Looking at online activity has the advantage of examining the use of a precious resource: time. Whether someone ultimately pays for content, there’s little doubt that both men and women are investing significant time on arousal, though in very different ways.
“All across the planet, what most women seek out, in growing numbers, are not explicit scenes of sexual activity but character-driven stories of romantic relationships.”
This isn’t news, exactly. Everyone knows that women are the consumers of rom coms, chick flicks, chick lit, and romance novels. Ogas goes into the science, i.e., “the unconscious evaluation” of how attraction and arousal work in women, calling it “the source of feminine intuition.”

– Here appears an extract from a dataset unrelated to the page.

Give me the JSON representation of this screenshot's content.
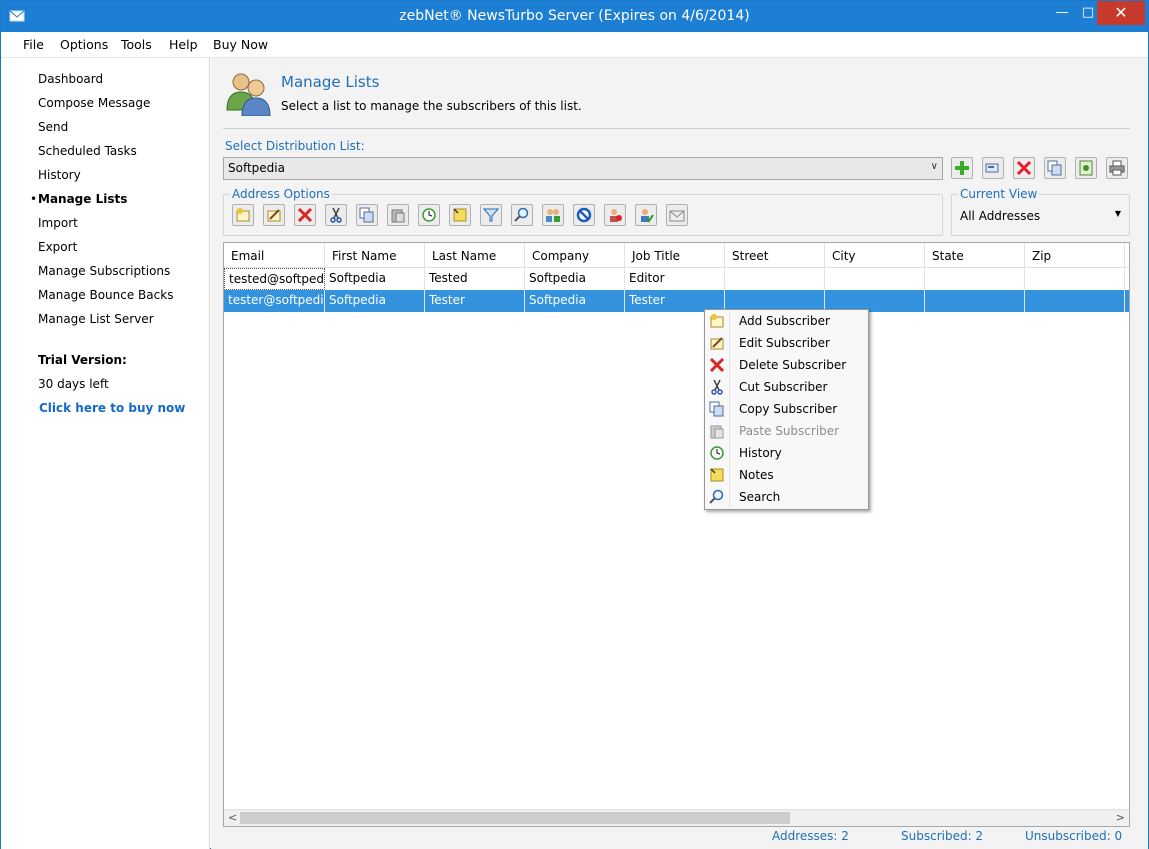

“Using investigative skills, the female brain evaluates all available evidence regarding a potential mate’s social, emotional and physical qualities to make an all-important decision: Is he Mr. Right or Mr. Wrong?…Though the female brain carefully processes many stimuli simultaneously, it is experienced only as a general feeling of favorability or suspicion toward a potential partner. This feminine intuition is designed to solve a woman’s unique challenge of determining whether a man is committed, kind and capable of protecting a family.”
Ogas examines female erotica to understand how the female brain differs in this respect from “the much simpler male brain.” For example, women account for 2% of online porn subscriptions, but 90% of romance novel purchases. He points out that in all romance novels, a “gradual elucidation of the hero’s inner character leads to an emotional epiphany between the hero and heroine.” Sex never is gratuitous or merely pleasurable – it always leads to long-term commitment, even when, in this modern age, it occurs beforehand.
Recently, female fan fiction as exploded on the internet, where women write their own stories about beloved franchises: Harry Potter and Twilight, for example. The most popular site is FanFiction.net, which gets more than 1.5 million visitors a month.
Ogas boils down the differences between the online sexytime of men and women:
- They search for different things.
- Men search primarily for racy pictures of famous women they find attractive.
- Women search for details on celebrities’ personal lives. If they search for sexual content, it is more likely to be erotica in which their favorite character stars.
- They consume pornography differently.
- Men almost always consume pornography alone.
- Women prefer to discuss stories in “probing detail,” exploring the emotional arc, the characters, and the “nuances of the relationships.”
Of course, there are exceptions. Ogas estimates that between 25-33% of the visitors to pornography sites are women.
Our data suggest that these women probably have a higher sex drive than other women and that they are more socially aggressive and more comfortable taking risks.
This is a reference to some women having high testosterone, the hormone that influences sex drive. In other words, a high testosterone woman can have sex like a man because she is more like a man.
For most women, the evaluation of a mate’s social, emotional and physical qualities “must be completed before mind and body are united in sexual harmony.”
It follows, therefore, that a woman who is not high testosterone but attempts to “have sex like a man” anyway is living in a state of disharmony, one where her mind and her body are at war with one another. This is characterized by doubts, feelings of guilt, rejection or loneliness after casual sex.
Anne Campbell, a researcher at Durham University in England, conducted a One-Night Stand study with 1743 subjects. Although she found that the many of women were regretful immediately afterwards, and reported feeling used (46%), the real eye opener was the motives of the women engaging in no-strings sex:
“Women were not hooking up in an effort to secure a long-term beau, but because they felt flattered by the overnight proposition.
They were mistaken…men lower their standards when it comes to one-night stands, so the presumed flattery is a fantasy or close to it.